Idiota da Objetividade: – E o primeiro jogo realizado no Pacaembu foi justamente entre o ainda Palestra Itália e o Coritiba. O time paulista venceu por 6 a 2, mas o primeiro gol marcado no estádio foi de Zequinha, da equipe coxa branca. No dia seguinte houve outra partida, Corinthians 4, Atlético Mineiro, 2. Na decisão do torneio, uma semana depois, o Palmeiras, maior vencedor de títulos no estádio, iniciou sua série de conquistas no Pacaembu ao vencer o Corinthians por 2 a 1 e levar a Taça Cidade de São Paulo pra casa.

Ceguinho Torcedor: – Mas o momento épico do estádio nos seus primeiros anos foi a estreia de Leônidas com a camisa do São Paulo.

Sobrenatural de Almeida: – Eu estava lá. Segurei o Diamante Negro naquele dia.

Idiota da Objetividade: – Leônidas fez sua primeira partida pelo São Paulo no empate em 3 a 3 com o Corinthians, no dia 25 de maio de 1942. É até hoje o recorde de público no Pacaembu: 72.018 pessoas pagaram ingresso para assistir àquele jogo. O Diamante Negro não fez gol, mas deu uma assistência…

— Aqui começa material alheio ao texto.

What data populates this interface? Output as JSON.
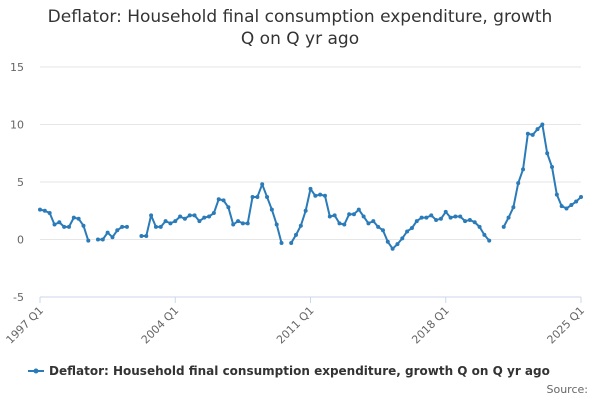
{
  "chart_data": {
    "type": "line",
    "title_line1": "Deflator: Household final consumption expenditure, growth",
    "title_line2": "Q on Q yr ago",
    "ylim": [
      -5,
      15
    ],
    "yticks": [
      15,
      10,
      5,
      0,
      -5
    ],
    "xtick_labels": [
      "1997 Q1",
      "2004 Q1",
      "2011 Q1",
      "2018 Q1",
      "2025 Q1"
    ],
    "xtick_index": [
      0,
      28,
      56,
      84,
      112
    ],
    "grid": true,
    "legend_position": "bottom",
    "series": [
      {
        "name": "Deflator: Household final consumption expenditure, growth Q on Q yr ago",
        "color": "#2b7bb9",
        "values": [
          2.6,
          2.5,
          2.3,
          1.3,
          1.5,
          1.1,
          1.1,
          1.9,
          1.8,
          1.2,
          -0.1,
          null,
          0.0,
          0.0,
          0.6,
          0.2,
          0.8,
          1.1,
          1.1,
          null,
          null,
          0.3,
          0.3,
          2.1,
          1.1,
          1.1,
          1.6,
          1.4,
          1.6,
          2.0,
          1.8,
          2.1,
          2.1,
          1.6,
          1.9,
          2.0,
          2.3,
          3.5,
          3.4,
          2.8,
          1.3,
          1.6,
          1.4,
          1.4,
          3.7,
          3.7,
          4.8,
          3.7,
          2.6,
          1.3,
          -0.3,
          null,
          -0.3,
          0.4,
          1.2,
          2.5,
          4.4,
          3.8,
          3.9,
          3.8,
          2.0,
          2.1,
          1.4,
          1.3,
          2.2,
          2.2,
          2.6,
          2.0,
          1.4,
          1.6,
          1.1,
          0.8,
          -0.2,
          -0.8,
          -0.4,
          0.1,
          0.7,
          1.0,
          1.6,
          1.9,
          1.9,
          2.1,
          1.7,
          1.8,
          2.4,
          1.9,
          2.0,
          2.0,
          1.6,
          1.7,
          1.5,
          1.1,
          0.4,
          -0.1,
          null,
          null,
          1.1,
          1.9,
          2.8,
          4.9,
          6.1,
          9.2,
          9.1,
          9.6,
          10.0,
          7.5,
          6.3,
          3.9,
          2.9,
          2.7,
          3.0,
          3.3,
          3.7
        ]
      }
    ]
  },
  "source_label": "Source:"
}
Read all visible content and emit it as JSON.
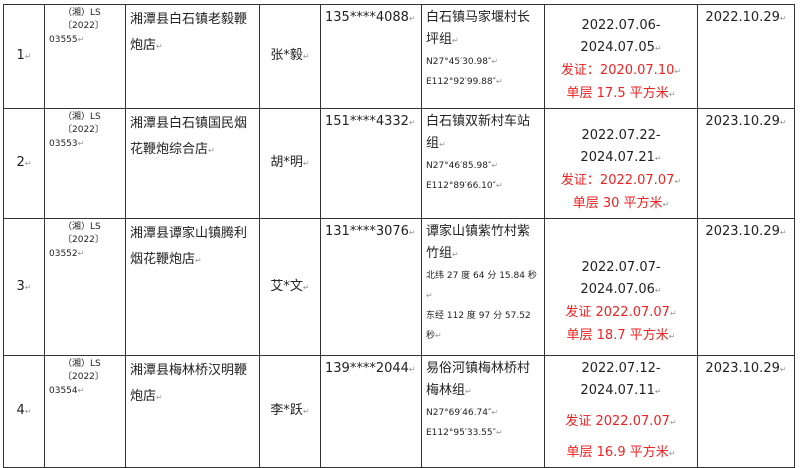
{
  "rows": [
    {
      "no": "1",
      "permit": [
        "（湘）LS",
        "〔2022〕",
        "03555"
      ],
      "shop": "湘潭县白石镇老毅鞭炮店",
      "person": "张*毅",
      "phone": "135****4088",
      "address": "白石镇马家堰村长坪组",
      "coords": [
        "N27°45′30.98″",
        "E112°92′99.88″"
      ],
      "validity": "2022.07.06-2024.07.05",
      "issue": "发证：2020.07.10",
      "area": "单层 17.5 平方米",
      "date": "2022.10.29"
    },
    {
      "no": "2",
      "permit": [
        "（湘）LS",
        "〔2022〕",
        "03553"
      ],
      "shop": "湘潭县白石镇国民烟花鞭炮综合店",
      "person": "胡*明",
      "phone": "151****4332",
      "address": "白石镇双新村车站组",
      "coords": [
        "N27°46′85.98″",
        "E112°89′66.10″"
      ],
      "validity": "2022.07.22-2024.07.21",
      "issue": "发证：2022.07.07",
      "area": "单层 30 平方米",
      "date": "2023.10.29"
    },
    {
      "no": "3",
      "permit": [
        "（湘）LS",
        "〔2022〕",
        "03552"
      ],
      "shop": "湘潭县谭家山镇腾利烟花鞭炮店",
      "person": "艾*文",
      "phone": "131****3076",
      "address": "谭家山镇紫竹村紫竹组",
      "coords": [
        "北纬 27 度 64 分 15.84 秒",
        "东经 112 度 97 分 57.52 秒"
      ],
      "validity": "2022.07.07-2024.07.06",
      "issue": "发证 2022.07.07",
      "area": "单层 18.7 平方米",
      "date": "2023.10.29"
    },
    {
      "no": "4",
      "permit": [
        "（湘）LS",
        "〔2022〕",
        "03554"
      ],
      "shop": "湘潭县梅林桥汉明鞭炮店",
      "person": "李*跃",
      "phone": "139****2044",
      "address": "易俗河镇梅林桥村梅林组",
      "coords": [
        "N27°69′46.74″",
        "E112°95′33.55″"
      ],
      "validity": "2022.07.12-2024.07.11",
      "issue": "发证 2022.07.07",
      "area": "单层 16.9 平方米",
      "date": "2023.10.29"
    }
  ],
  "colors": {
    "issue_text": "#ee2222",
    "border": "#333333"
  }
}
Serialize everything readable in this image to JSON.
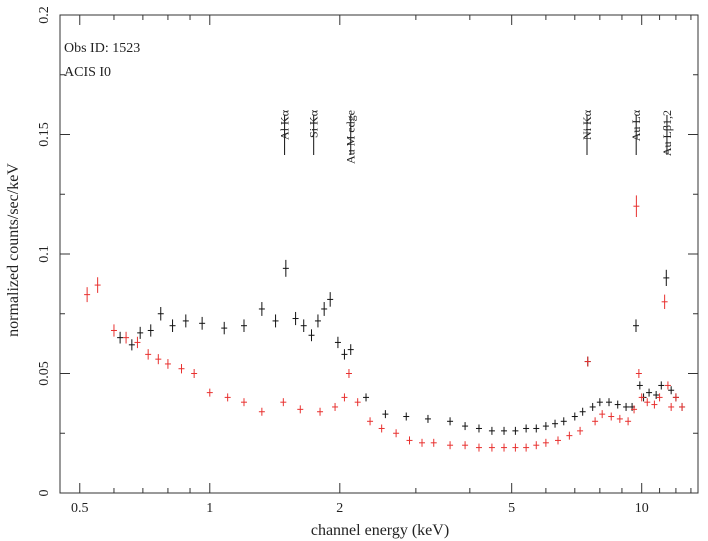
{
  "chart_data": {
    "type": "scatter",
    "xlabel": "channel energy (keV)",
    "ylabel": "normalized counts/sec/keV",
    "x_scale": "log",
    "xlim": [
      0.45,
      13.5
    ],
    "ylim": [
      0,
      0.2
    ],
    "x_ticks": [
      {
        "value": 0.5,
        "label": "0.5"
      },
      {
        "value": 1,
        "label": "1"
      },
      {
        "value": 2,
        "label": "2"
      },
      {
        "value": 5,
        "label": "5"
      },
      {
        "value": 10,
        "label": "10"
      }
    ],
    "y_ticks": [
      {
        "value": 0,
        "label": "0"
      },
      {
        "value": 0.05,
        "label": "0.05"
      },
      {
        "value": 0.1,
        "label": "0.1"
      },
      {
        "value": 0.15,
        "label": "0.15"
      },
      {
        "value": 0.2,
        "label": "0.2"
      }
    ],
    "annotations": [
      "Obs ID: 1523",
      "ACIS I0"
    ],
    "line_markers": [
      {
        "label": "Al Kα",
        "x": 1.49
      },
      {
        "label": "Si Kα",
        "x": 1.74
      },
      {
        "label": "Au M edge",
        "x": 2.12
      },
      {
        "label": "Ni Kα",
        "x": 7.47
      },
      {
        "label": "Au Lα",
        "x": 9.71
      },
      {
        "label": "Au Lβ1,2",
        "x": 11.44
      }
    ],
    "colors": {
      "black": "#111111",
      "red": "#e8312f"
    },
    "series": [
      {
        "color": "black",
        "x": [
          0.62,
          0.66,
          0.69,
          0.73,
          0.77,
          0.82,
          0.88,
          0.96,
          1.08,
          1.2,
          1.32,
          1.42,
          1.5,
          1.58,
          1.65,
          1.72,
          1.78,
          1.84,
          1.9,
          1.98,
          2.05,
          2.12,
          2.3,
          2.55,
          2.85,
          3.2,
          3.6,
          3.9,
          4.2,
          4.5,
          4.8,
          5.1,
          5.4,
          5.7,
          6.0,
          6.3,
          6.6,
          7.0,
          7.3,
          7.5,
          7.7,
          8.0,
          8.4,
          8.8,
          9.2,
          9.5,
          9.7,
          9.9,
          10.1,
          10.4,
          10.8,
          11.1,
          11.4,
          11.7,
          12.0,
          12.4
        ],
        "y": [
          0.065,
          0.062,
          0.067,
          0.068,
          0.075,
          0.07,
          0.072,
          0.071,
          0.069,
          0.07,
          0.077,
          0.072,
          0.094,
          0.073,
          0.07,
          0.066,
          0.072,
          0.077,
          0.081,
          0.063,
          0.058,
          0.06,
          0.04,
          0.033,
          0.032,
          0.031,
          0.03,
          0.028,
          0.027,
          0.026,
          0.026,
          0.026,
          0.027,
          0.027,
          0.028,
          0.029,
          0.03,
          0.032,
          0.034,
          0.055,
          0.036,
          0.038,
          0.038,
          0.037,
          0.036,
          0.036,
          0.07,
          0.045,
          0.04,
          0.042,
          0.041,
          0.045,
          0.09,
          0.043,
          0.04,
          0.036
        ]
      },
      {
        "color": "red",
        "x": [
          0.52,
          0.55,
          0.6,
          0.64,
          0.68,
          0.72,
          0.76,
          0.8,
          0.86,
          0.92,
          1.0,
          1.1,
          1.2,
          1.32,
          1.48,
          1.62,
          1.8,
          1.95,
          2.05,
          2.1,
          2.2,
          2.35,
          2.5,
          2.7,
          2.9,
          3.1,
          3.3,
          3.6,
          3.9,
          4.2,
          4.5,
          4.8,
          5.1,
          5.4,
          5.7,
          6.0,
          6.4,
          6.8,
          7.2,
          7.5,
          7.8,
          8.1,
          8.5,
          8.9,
          9.3,
          9.6,
          9.72,
          9.85,
          10.0,
          10.3,
          10.7,
          11.0,
          11.3,
          11.5,
          11.7,
          12.0,
          12.4
        ],
        "y": [
          0.083,
          0.087,
          0.068,
          0.065,
          0.063,
          0.058,
          0.056,
          0.054,
          0.052,
          0.05,
          0.042,
          0.04,
          0.038,
          0.034,
          0.038,
          0.035,
          0.034,
          0.036,
          0.04,
          0.05,
          0.038,
          0.03,
          0.027,
          0.025,
          0.022,
          0.021,
          0.021,
          0.02,
          0.02,
          0.019,
          0.019,
          0.019,
          0.019,
          0.019,
          0.02,
          0.021,
          0.022,
          0.024,
          0.026,
          0.055,
          0.03,
          0.033,
          0.032,
          0.031,
          0.03,
          0.035,
          0.12,
          0.05,
          0.04,
          0.038,
          0.037,
          0.04,
          0.08,
          0.045,
          0.036,
          0.04,
          0.036
        ]
      }
    ]
  }
}
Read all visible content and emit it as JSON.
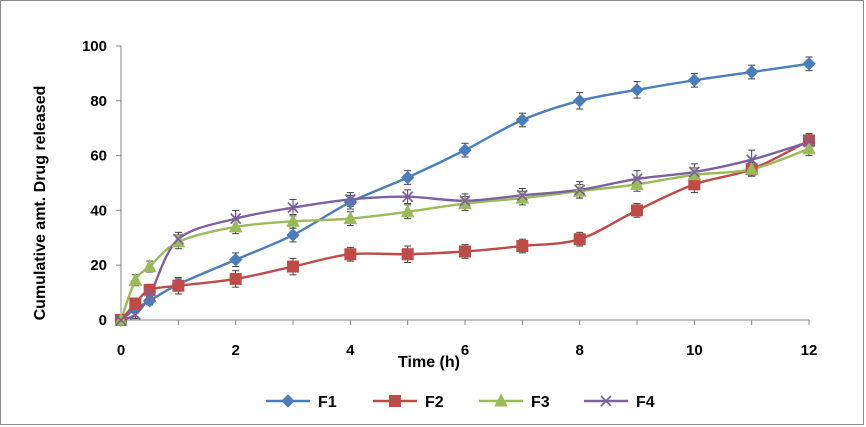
{
  "chart_data": {
    "type": "line",
    "title": "",
    "xlabel": "Time (h)",
    "ylabel": "Cumulative amt. Drug released",
    "xlim": [
      0,
      12
    ],
    "ylim": [
      0,
      100
    ],
    "x_ticks": [
      "0",
      "2",
      "4",
      "6",
      "8",
      "10",
      "12"
    ],
    "y_ticks": [
      "0",
      "20",
      "40",
      "60",
      "80",
      "100"
    ],
    "grid": false,
    "legend_position": "bottom",
    "error_bars": true,
    "x": [
      0,
      0.25,
      0.5,
      1,
      2,
      3,
      4,
      5,
      6,
      7,
      8,
      9,
      10,
      11,
      12
    ],
    "series": [
      {
        "name": "F1",
        "color": "#4a7ebb",
        "marker": "diamond",
        "values": [
          0,
          4,
          7,
          13,
          22,
          31,
          43,
          52,
          62,
          73,
          80,
          84,
          87.5,
          90.5,
          93.5
        ],
        "errors": [
          0,
          1.5,
          1.5,
          2,
          2.5,
          2.5,
          2.5,
          2.5,
          2.5,
          2.5,
          3,
          3,
          2.5,
          2.5,
          2.5
        ]
      },
      {
        "name": "F2",
        "color": "#be4b48",
        "marker": "square",
        "values": [
          0,
          6,
          11,
          12.5,
          15,
          19.5,
          24,
          24,
          25,
          27,
          29.5,
          40,
          49.5,
          55,
          65.5
        ],
        "errors": [
          0,
          2,
          2,
          3,
          3,
          3,
          2.5,
          3,
          2.5,
          2.5,
          2.5,
          2.5,
          3,
          2.5,
          2.5
        ]
      },
      {
        "name": "F3",
        "color": "#9bbb59",
        "marker": "triangle",
        "values": [
          0,
          14.5,
          19.5,
          28.5,
          34,
          36,
          37,
          39.5,
          42.5,
          44.5,
          47,
          49.5,
          53,
          55,
          62.5
        ],
        "errors": [
          0,
          2,
          2,
          2.5,
          2.5,
          2.5,
          2.5,
          2.5,
          2.5,
          2.5,
          2.5,
          2.5,
          2.5,
          2.5,
          2.5
        ]
      },
      {
        "name": "F4",
        "color": "#7d60a0",
        "marker": "x",
        "values": [
          0,
          2,
          9,
          29.5,
          37,
          41,
          44,
          45,
          43.5,
          45.5,
          47.5,
          51.5,
          54,
          58.5,
          65
        ],
        "errors": [
          0,
          1.5,
          1.5,
          2.5,
          3,
          3,
          2.5,
          2.5,
          2.5,
          2.5,
          3,
          3,
          3,
          3.5,
          3
        ]
      }
    ]
  }
}
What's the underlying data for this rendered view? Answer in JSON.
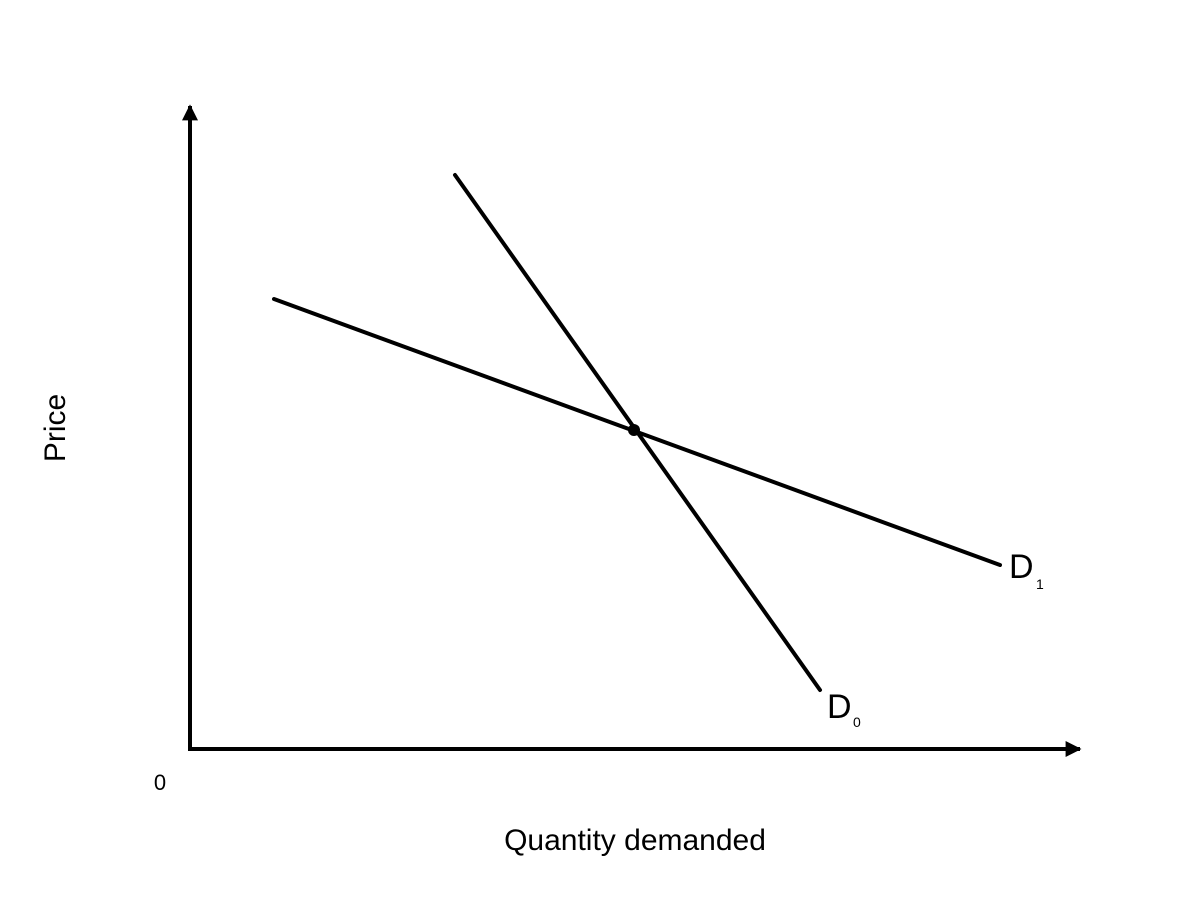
{
  "axes": {
    "y_label": "Price",
    "x_label": "Quantity demanded",
    "origin": "0"
  },
  "curves": [
    {
      "label": "D",
      "subscript": "0"
    },
    {
      "label": "D",
      "subscript": "1"
    }
  ]
}
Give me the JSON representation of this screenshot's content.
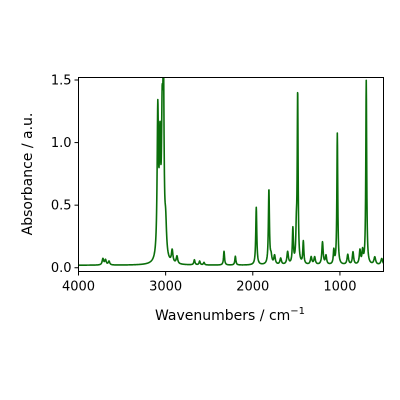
{
  "chart_data": {
    "type": "line",
    "xlabel_base": "Wavenumbers / cm",
    "xlabel_sup": "−1",
    "ylabel": "Absorbance / a.u.",
    "xlim": [
      4000,
      500
    ],
    "ylim": [
      -0.03,
      1.52
    ],
    "x_ticks": [
      {
        "value": 4000,
        "label": "4000"
      },
      {
        "value": 3000,
        "label": "3000"
      },
      {
        "value": 2000,
        "label": "2000"
      },
      {
        "value": 1000,
        "label": "1000"
      }
    ],
    "y_ticks": [
      {
        "value": 0.0,
        "label": "0.0"
      },
      {
        "value": 0.5,
        "label": "0.5"
      },
      {
        "value": 1.0,
        "label": "1.0"
      },
      {
        "value": 1.5,
        "label": "1.5"
      }
    ],
    "grid": false,
    "series": [
      {
        "color": "#0a6e0a",
        "baseline": 0.02,
        "peaks": [
          [
            3720,
            0.05,
            10
          ],
          [
            3690,
            0.04,
            10
          ],
          [
            3650,
            0.03,
            10
          ],
          [
            3090,
            1.17,
            9
          ],
          [
            3065,
            0.85,
            9
          ],
          [
            3040,
            0.98,
            9
          ],
          [
            3025,
            1.36,
            8
          ],
          [
            3000,
            0.25,
            12
          ],
          [
            2925,
            0.1,
            10
          ],
          [
            2870,
            0.06,
            10
          ],
          [
            2670,
            0.04,
            8
          ],
          [
            2610,
            0.03,
            8
          ],
          [
            2560,
            0.02,
            8
          ],
          [
            2330,
            0.11,
            7
          ],
          [
            2200,
            0.07,
            7
          ],
          [
            1960,
            0.46,
            7
          ],
          [
            1815,
            0.6,
            7
          ],
          [
            1790,
            0.06,
            10
          ],
          [
            1750,
            0.07,
            10
          ],
          [
            1680,
            0.05,
            10
          ],
          [
            1600,
            0.1,
            10
          ],
          [
            1540,
            0.28,
            7
          ],
          [
            1500,
            0.23,
            7
          ],
          [
            1485,
            1.36,
            6
          ],
          [
            1420,
            0.18,
            7
          ],
          [
            1330,
            0.06,
            10
          ],
          [
            1290,
            0.06,
            10
          ],
          [
            1200,
            0.18,
            9
          ],
          [
            1160,
            0.07,
            9
          ],
          [
            1070,
            0.11,
            7
          ],
          [
            1030,
            1.05,
            6
          ],
          [
            910,
            0.08,
            10
          ],
          [
            850,
            0.1,
            9
          ],
          [
            770,
            0.11,
            9
          ],
          [
            740,
            0.1,
            8
          ],
          [
            698,
            1.47,
            6
          ],
          [
            600,
            0.06,
            12
          ],
          [
            520,
            0.05,
            12
          ]
        ]
      }
    ]
  }
}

João Sem Medo e Ceguinho Torcedor: – Assistência não!

Idiota da Objetividade: – Ahn… bem, desculpe. Leônidas não fez gol, mas deu o passe pro primeiro gol do São Paulo, marcado por Lola, que empatou o jogo pela primeira vez naquela histórica tarde.

A execução instrumental do Hino do São Paulo na gravação de Hélio Ziskind se encerrava, enquanto Flauzino e Florêncio subiam ao palco. Assim que terminou o Hino do São Paulo, eles começam uma conversa entre eles, entoam a “Moda da Laranja”, composição da dupla com Ari Machado, o público fica sem entender o motivo de eles tocarem aquela música, mas logo os dois emendam a “Moda do Estádio do Pacaembu”, de Ari Machado, e “aí sim!”, disseram todos, quase em coro.

Florêncio: – Desculpe a música extra, gente. Obrigado.

Flauzino: – Foi a “Moda da Laranja”, antes…

João Sem Medo: – Nada a ver com a Holanda de Cruyff, né?

Flauzino: – Sim, esta composição é de muitos anos antes. O que a gente queria mostrar mesmo era a “Moda do Estádio Pacaembu”, que Ari Machado fez pra inauguração do estádio. Obrigado.

São aplaudidos e deixam o palco.  

Ceguinho Torcedor: – O Pacaembu foi um dos estádios brasileiros na Copa de 50.

João Sem Medo: – A seleção jogou lá contra a Suíça e empatou em 2 a 2.

Sobrenatural de Almeida: – Eu estava lá naquele dia também.

Idiota da Objetividade: – Foi o único tropeço da seleção brasileira antes da final.

João Sem Medo: – Foi o segundo jogo do Brasil naquela Copa.

Idiota da Objetividade: – O único que a seleção brasileira não jogou no Maracanã. No total, a Copa do Mundo de 1950 teve seis jogos realizados no Pacaembu. 

Garçom: – Ah, o estádio do Pacaembu, que sediou tantos shows musicais, tem outras belas homenagens dos artistas da nossa música. Vou pôr aqui no som “Pacaembu”, de Saulo Schwartzmann, Marcio Okayama e Carolina Tomasi, pra vocês ouvirem.